The idea of using a map to tell a story is not new. Maps have always been the perfect tool for explaining where something exists (or occurred) and how that relates to other events that are part of the story or message being delivered.
Well, the GIS gurus at Esri have come up with some nifty templates that make it easy to build an interactive Story Map app using your data. If you have a story to tell, all you need is some simple point data, photos, or videos, a little narrative text, and an ArcGIS Online account. Individuals, bloggers, students, and others can use ArcGIS.com for free. Just create a public account (look for the link at the bottom of the ArcGIS.com sign-in page).
Here in the Bluegrass State, we are very lucky to have an abundance of thematic data layers that are appropriate for storytelling, so the staff at Kentucky Division of Geographic Information (DGI) began pulling together the resources necessary to create an effective Story Map app. We created feature services on our ArcGIS for Server instance, but we could have just as easily uploaded shapefiles or comma-separated values (CSVs) to ArcGIS.com.

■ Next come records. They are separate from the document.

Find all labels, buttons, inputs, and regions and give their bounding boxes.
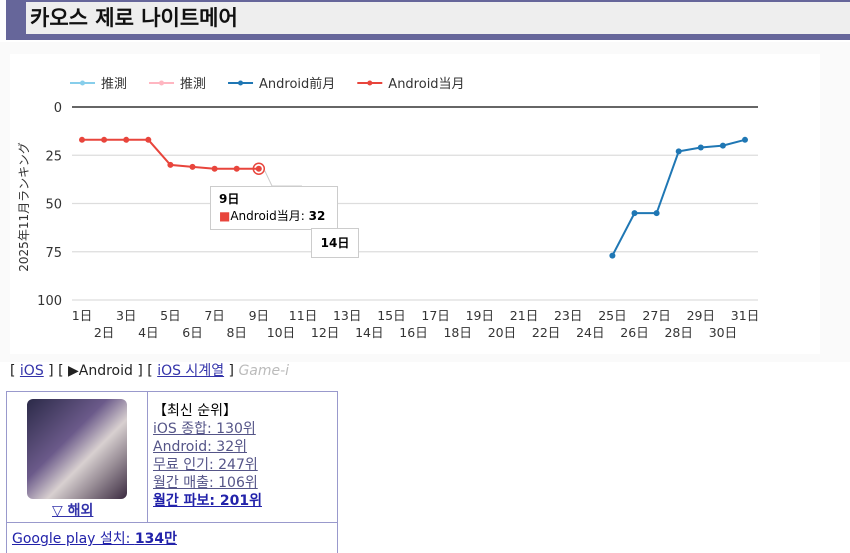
bracket: ] [: [137, 363, 153, 379]
game-icon[interactable]: [27, 399, 127, 499]
x-tick-label: 20日: [488, 325, 516, 340]
page-title: 카오스 제로 나이트메어: [26, 2, 850, 34]
x-tick-label: 30日: [709, 325, 737, 340]
data-point: [675, 148, 682, 155]
data-point: [631, 210, 638, 217]
game-i-link[interactable]: Game-i: [238, 363, 290, 379]
data-point: [79, 136, 85, 143]
x-tick-label: 14日: [355, 325, 383, 340]
series-line: [611, 138, 746, 257]
x-tick-label: 21日: [510, 308, 538, 323]
bracket: [: [10, 363, 16, 379]
data-point: [123, 136, 130, 143]
data-point: [742, 136, 748, 143]
legend-marker: [159, 80, 165, 86]
x-tick-label: 28日: [664, 325, 692, 340]
data-point: [189, 163, 196, 170]
tooltip-title: 9日: [219, 192, 240, 206]
title-bar: 카오스 제로 나이트메어: [6, 0, 850, 40]
x-tick-label: 11日: [289, 308, 317, 323]
data-point: [719, 142, 726, 149]
rank-free[interactable]: 무료 인기: 247위: [153, 457, 258, 473]
latest-ranks: 【최신 순위】 iOS 종합: 130위 Android: 32위 무료 인기:…: [153, 402, 262, 510]
x-tick-label: 7日: [204, 308, 224, 323]
tooltip-marker: ■: [219, 209, 231, 223]
x-tick-label: 25日: [598, 308, 626, 323]
y-tick-label: 100: [37, 294, 62, 309]
google-play-installs-link[interactable]: Google play 설치: 134만: [12, 528, 177, 548]
data-point: [233, 165, 240, 172]
chart-tooltip: 9日 ■Android当月: 32: [210, 186, 338, 230]
x-tick-label: 1日: [72, 308, 92, 323]
legend-label: 推測: [180, 77, 206, 92]
x-tick-label: 3日: [116, 308, 136, 323]
divider: [7, 522, 337, 523]
y-tick-label: 75: [45, 246, 62, 261]
rank-monthly-pabo[interactable]: 월간 파보: 201위: [153, 493, 262, 509]
data-point: [211, 165, 218, 172]
x-tick-label: 17日: [421, 308, 449, 323]
x-tick-label: 18日: [443, 325, 471, 340]
y-axis-label: 2025年11月ランキング: [17, 142, 31, 271]
y-tick-label: 50: [45, 198, 62, 213]
data-point: [653, 210, 660, 217]
x-tick-label: 13日: [333, 308, 361, 323]
x-tick-label: 24日: [576, 325, 604, 340]
ios-timeseries-link[interactable]: iOS 시계열: [157, 363, 225, 379]
y-tick-label: 25: [45, 149, 62, 164]
x-tick-label: 5日: [160, 308, 180, 323]
ranks-heading: 【최신 순위】: [153, 403, 237, 419]
x-tick-label: 31日: [731, 308, 759, 323]
tooltip-series: Android当月: [230, 209, 301, 223]
x-tick-label: 23日: [554, 308, 582, 323]
gp-label: Google play 설치:: [12, 531, 135, 547]
data-point: [145, 136, 152, 143]
x-tick-label: 4日: [138, 325, 158, 340]
bracket: ] [: [48, 363, 64, 379]
data-point: [697, 144, 704, 151]
bracket: ]: [228, 363, 234, 379]
highlighted-point: [252, 162, 266, 176]
ios-link[interactable]: iOS: [19, 363, 44, 379]
region-link[interactable]: ▽ 해외: [52, 503, 94, 519]
gp-value: 134만: [134, 531, 177, 547]
x-tick-label: 10日: [267, 325, 295, 340]
legend-label: Android当月: [388, 77, 464, 92]
android-current: ▶Android: [68, 363, 133, 379]
x-tick-label: 19日: [466, 308, 494, 323]
x-tick-label: 8日: [226, 325, 246, 340]
x-tick-label: 9日: [249, 308, 269, 323]
data-point: [255, 165, 262, 172]
x-tick-label: 12日: [311, 325, 339, 340]
tooltip-pointer: [264, 170, 302, 187]
x-tick-label: 29日: [687, 308, 715, 323]
rank-ios-overall[interactable]: iOS 종합: 130위: [153, 421, 256, 437]
game-info-card: ▽ 해외 【최신 순위】 iOS 종합: 130위 Android: 32위 무…: [6, 391, 338, 553]
data-point: [101, 136, 108, 143]
x-tick-label: 22日: [532, 325, 560, 340]
legend-marker: [238, 80, 244, 86]
legend-marker: [80, 80, 85, 86]
data-point: [609, 252, 616, 259]
rank-android[interactable]: Android: 32위: [153, 439, 247, 455]
ranking-chart: 0 25 50 75 100 2025年11月ランキング 1日 2日 3日 4日 5日 6日 7日 8日 9…: [10, 54, 820, 354]
x-tick-label: 2日: [94, 325, 114, 340]
x-tick-label: 6日: [182, 325, 202, 340]
data-point: [167, 161, 174, 168]
tooltip-value: 32: [308, 209, 326, 223]
rank-monthly-sales[interactable]: 월간 매출: 106위: [153, 475, 258, 491]
x-tick-label: 27日: [642, 308, 670, 323]
legend-marker: [367, 80, 373, 86]
legend-label: Android前月: [259, 76, 335, 92]
crosshair-label: 14日: [311, 228, 359, 258]
x-tick-label: 16日: [399, 325, 427, 340]
x-tick-label: 26日: [620, 325, 648, 340]
x-tick-label: 15日: [377, 308, 405, 323]
divider: [147, 392, 148, 522]
legend-label: 推測: [101, 77, 127, 92]
platform-nav: [ iOS ] [ ▶Android ] [ iOS 시계열 ] Game-i: [10, 360, 289, 380]
y-tick-label: 0: [54, 101, 62, 116]
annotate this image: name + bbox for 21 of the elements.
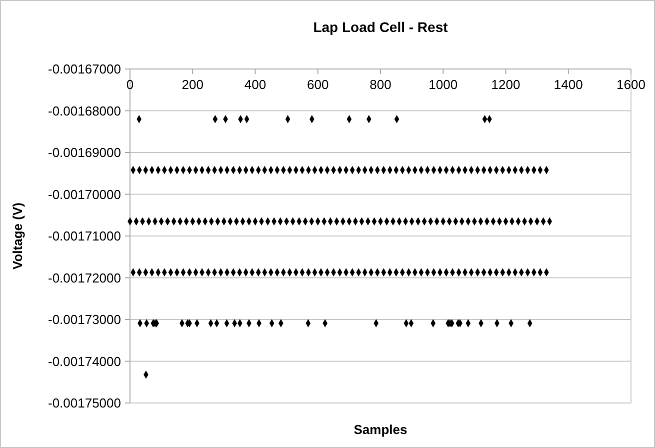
x-tick-label: 1600 [616,77,646,92]
y-tick-label: -0.00173000 [48,312,121,328]
x-tick-label: 200 [182,77,204,92]
x-tick-label: 800 [370,77,392,92]
x-axis-title: Samples [354,422,408,437]
x-tick-label: 1400 [554,77,583,92]
y-tick-label: -0.00172000 [48,270,121,286]
y-axis-title: Voltage (V) [10,202,25,270]
y-tick-label: -0.00169000 [48,145,121,160]
y-tick-label: -0.00168000 [48,103,121,118]
y-tick-label: -0.00167000 [48,62,121,77]
y-tick-label: -0.00170000 [48,186,121,202]
y-tick-label: -0.00171000 [48,228,121,244]
x-tick-label: 1200 [491,77,520,92]
x-tick-label: 400 [244,77,266,92]
y-tick-label: -0.00175000 [48,396,121,411]
x-tick-label: 0 [126,77,134,92]
x-tick-label: 1000 [428,77,458,92]
y-tick-label: -0.00174000 [48,354,121,369]
x-tick-label: 600 [307,77,329,92]
chart-title: Lap Load Cell - Rest [313,19,448,35]
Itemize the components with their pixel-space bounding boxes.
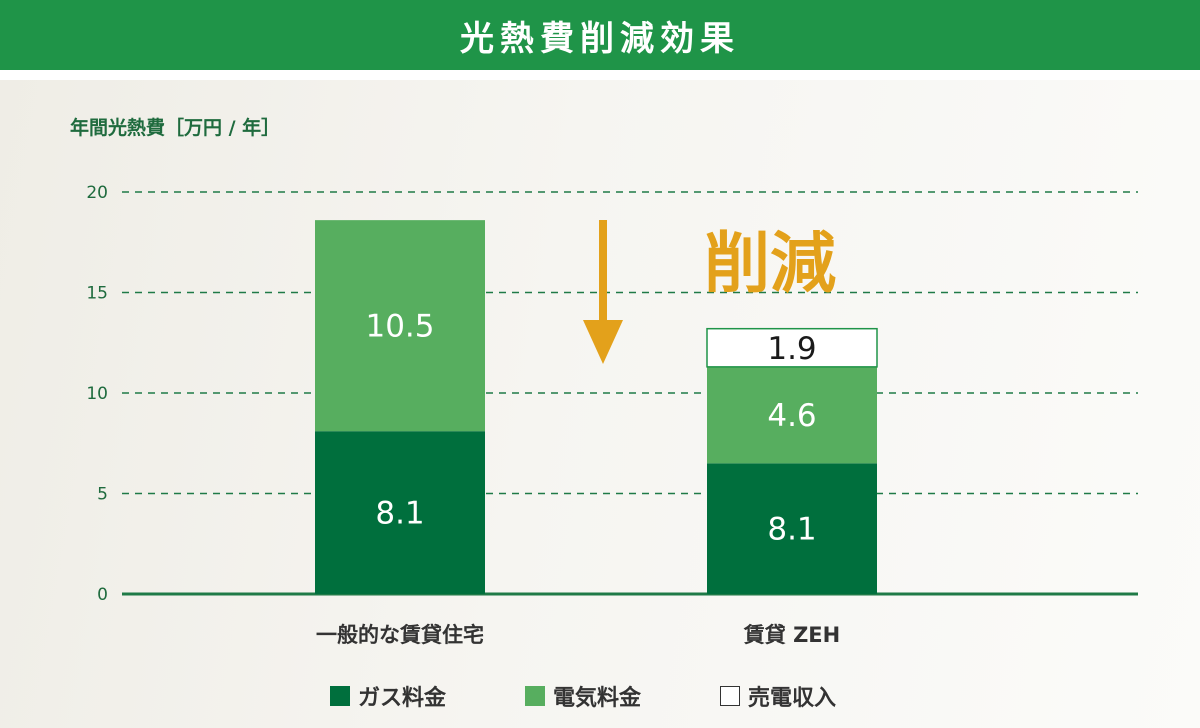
bar-segment (707, 463, 877, 594)
y-tick-label: 10 (86, 384, 108, 404)
bar-segment (706, 327, 878, 368)
legend-item: 売電収入 (720, 676, 836, 716)
bar-segment (707, 366, 877, 464)
y-ticks: 0 5 10 15 20 (86, 183, 108, 605)
legend-swatch (330, 686, 350, 706)
category-labels: 一般的な賃貸住宅 賃貸 ZEH (316, 623, 840, 647)
legend-label: 売電収入 (748, 686, 837, 711)
bar-segment (315, 220, 485, 432)
y-tick-label: 0 (97, 585, 108, 605)
bar-segment (315, 431, 485, 594)
legend-item: ガス料金 (330, 676, 446, 716)
y-tick-label: 20 (86, 183, 108, 203)
legend-swatch (525, 686, 545, 706)
data-label: 1.9 (767, 331, 816, 367)
gridlines (122, 191, 1138, 596)
category-label: 賃貸 ZEH (743, 623, 840, 647)
page-title: 光熱費削減効果 (460, 18, 740, 59)
y-axis-label: 年間光熱費［万円 / 年］ (70, 116, 280, 139)
legend-label: 電気料金 (553, 686, 642, 711)
chart-panel (0, 80, 1200, 728)
bars: 8.1 10.5 8.1 4.6 1.9 (315, 220, 878, 594)
legend: ガス料金 電気料金 売電収入 (0, 676, 1200, 716)
y-tick-label: 15 (86, 284, 108, 304)
data-label: 10.5 (365, 309, 434, 345)
reduction-arrow-icon (583, 220, 623, 364)
data-label: 4.6 (767, 398, 816, 434)
data-label: 8.1 (375, 496, 424, 532)
y-tick-label: 5 (97, 485, 108, 505)
data-label: 8.1 (767, 512, 816, 548)
legend-swatch (720, 686, 740, 706)
reduction-annotation: 削減 (704, 225, 836, 302)
legend-item: 電気料金 (525, 676, 641, 716)
category-label: 一般的な賃貸住宅 (316, 623, 484, 647)
legend-label: ガス料金 (358, 686, 447, 711)
header-bar: 光熱費削減効果 (0, 0, 1200, 70)
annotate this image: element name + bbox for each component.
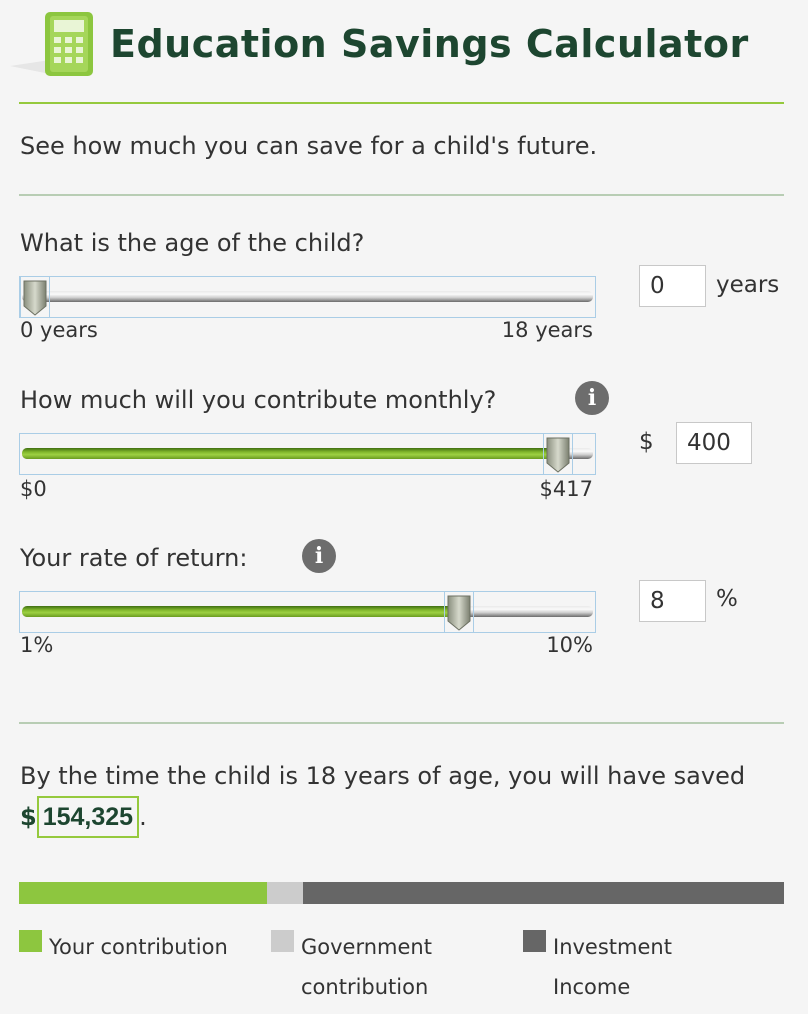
monthly-min-label: $0 — [20, 477, 47, 501]
monthly-input[interactable] — [676, 422, 752, 464]
legend-government-line2: contribution — [301, 975, 429, 999]
rate-slider-handle[interactable] — [443, 591, 474, 633]
rate-slider-fill — [22, 606, 459, 617]
legend-swatch-government-contribution — [271, 930, 294, 952]
bar-segment-investment-income — [302, 882, 784, 904]
slider-handle-icon — [546, 437, 570, 473]
rate-slider[interactable] — [19, 591, 596, 633]
monthly-slider-handle[interactable] — [542, 433, 573, 475]
intro-text: See how much you can save for a child's … — [20, 132, 598, 160]
intro-divider — [19, 194, 784, 196]
legend-swatch-investment-income — [523, 930, 546, 952]
calculator-icon — [10, 12, 93, 76]
rate-input[interactable] — [639, 580, 706, 622]
monthly-slider-fill — [22, 448, 558, 459]
header-divider — [19, 102, 784, 104]
legend-investment-line1: Investment — [553, 935, 672, 959]
age-slider[interactable] — [19, 276, 596, 318]
legend-your-contribution: Your contribution — [49, 935, 228, 959]
legend-investment-line2: Income — [553, 975, 631, 999]
bar-segment-your-contribution — [19, 882, 267, 904]
rate-unit: % — [716, 586, 738, 612]
monthly-max-label: $417 — [539, 477, 593, 501]
slider-handle-icon — [23, 280, 47, 316]
legend-government-line1: Government — [301, 935, 432, 959]
rate-max-label: 10% — [546, 633, 593, 657]
savings-breakdown-bar — [19, 882, 784, 904]
info-icon[interactable]: i — [575, 381, 609, 415]
result-amount: 154,325 — [36, 796, 140, 838]
result-suffix: . — [139, 803, 147, 831]
monthly-slider[interactable] — [19, 433, 596, 475]
slider-handle-icon — [447, 595, 471, 631]
result-prefix: By the time the child is 18 years of age… — [20, 762, 746, 790]
rate-min-label: 1% — [20, 633, 54, 657]
age-max-label: 18 years — [501, 318, 593, 342]
legend-swatch-your-contribution — [19, 930, 42, 952]
bar-segment-government-contribution — [266, 882, 303, 904]
page-title: Education Savings Calculator — [110, 22, 749, 66]
result-divider — [19, 722, 784, 724]
info-icon[interactable]: i — [302, 539, 336, 573]
age-input[interactable] — [639, 265, 706, 307]
age-slider-handle[interactable] — [20, 276, 50, 318]
monthly-currency: $ — [639, 429, 654, 455]
monthly-question: How much will you contribute monthly? — [20, 386, 497, 414]
result-sentence: By the time the child is 18 years of age… — [20, 756, 790, 838]
result-currency: $ — [20, 803, 37, 831]
age-question: What is the age of the child? — [20, 229, 365, 257]
rate-question: Your rate of return: — [20, 544, 248, 572]
age-min-label: 0 years — [20, 318, 98, 342]
age-unit: years — [716, 272, 780, 298]
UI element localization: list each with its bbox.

The first Story Map app was one highlighting the lodges at Kentucky’s state parks. We collaborated with the marketing and GIS staff at state parks to make this happen. They supplied some outstanding photos and reviewed their GIS data to make sure everything was in order.
We created a web map on ArcGIS.com using the data, the photos were placed on a web server, and the Map Tour Story Map app template was downloaded from Esri. Wiring up the template to our data was a breeze, but our app had the same look and feel of all the other Story Map apps. We needed to make ours unique and engaging.
The Esri Insider blog post “Creating and Customizing a Story Map—From a Non-GISer,” supplied just the information we needed. If you understand CSS, can leverage the developer tools in your browser, and know your way around Adobe Photoshop, you can easily brand your Story Map app. I have described the steps I used to customize the Kentucky State Forest Story Map app.
Deciding on a Color Scheme
I visited the Kentucky Division of Forestry website, where I copied the new logo. The colors used in the logo were the basis of the site’s color scheme. Using Adobe Photoshop, I got the hexadecimal values for those colors. With those values, I touched up the underlying HTML using Xcode on the Mac. [Xcode is an integrated development environment that is a free download from Apple.]
As noted in the blog post, the inspect element feature in the browser could be used to identify some of the styles driving the Story Map app template. Starting at the top, I first changed the background color of the header to match the green color in the logo.
Creating a Custom Header
Next, I worked up a nice graphic for the header using a beautiful photo provided by the Division of Forestry. I added a title and subtitle as part of the graphic and did not use the configuration option, leaving those values empty.
The height of the graphic was 115 pixels, so the height of the header was defined accordingly. Take a look at the code in Listing 1 to see how background value color, header graphic, and height of the header were defined within a single style tag.
Another stylized feature I’ve added to some of our Story Map apps is a 6-pixel border between the header and the body of the map. I added the style directly within the header div and used the gold color in the logo. This really made it stand out.
Styling the Rest of the Map
All the links on the right-hand side of the header can be styled too. In this instance, I changed the font color to white so the links could easily be read on the green background. I picked a font that looked good with the text used in the header graphic. Listing 3 shows the style tag with the values needed to achieve the desired appearance.
We chose standard green markers for this forestry-related Story Map app. I did a screen capture of the app and got the hexadecimal value of the marker color using Photoshop. This color was used for the name in the picture panel (Listing 4). The font family was set to match the font used for the links in the header. Consistency in type styles makes for a polished looking app.
Moving to the footer, I chose a nice green color that complemented the color scheme.
Using the Same Approach
So, with very little coding, I was able to take a stock Story Map app and give it a unique look and feel that sets it apart from others. The same approach was employed to customize Kentucky’s other Story Map apps. Look at them and you’ll notice the color scheme for each was derived from each entity’s logo or the colors on its website. Taking the time to customize a site will ensure that it stands out from the growing crowd.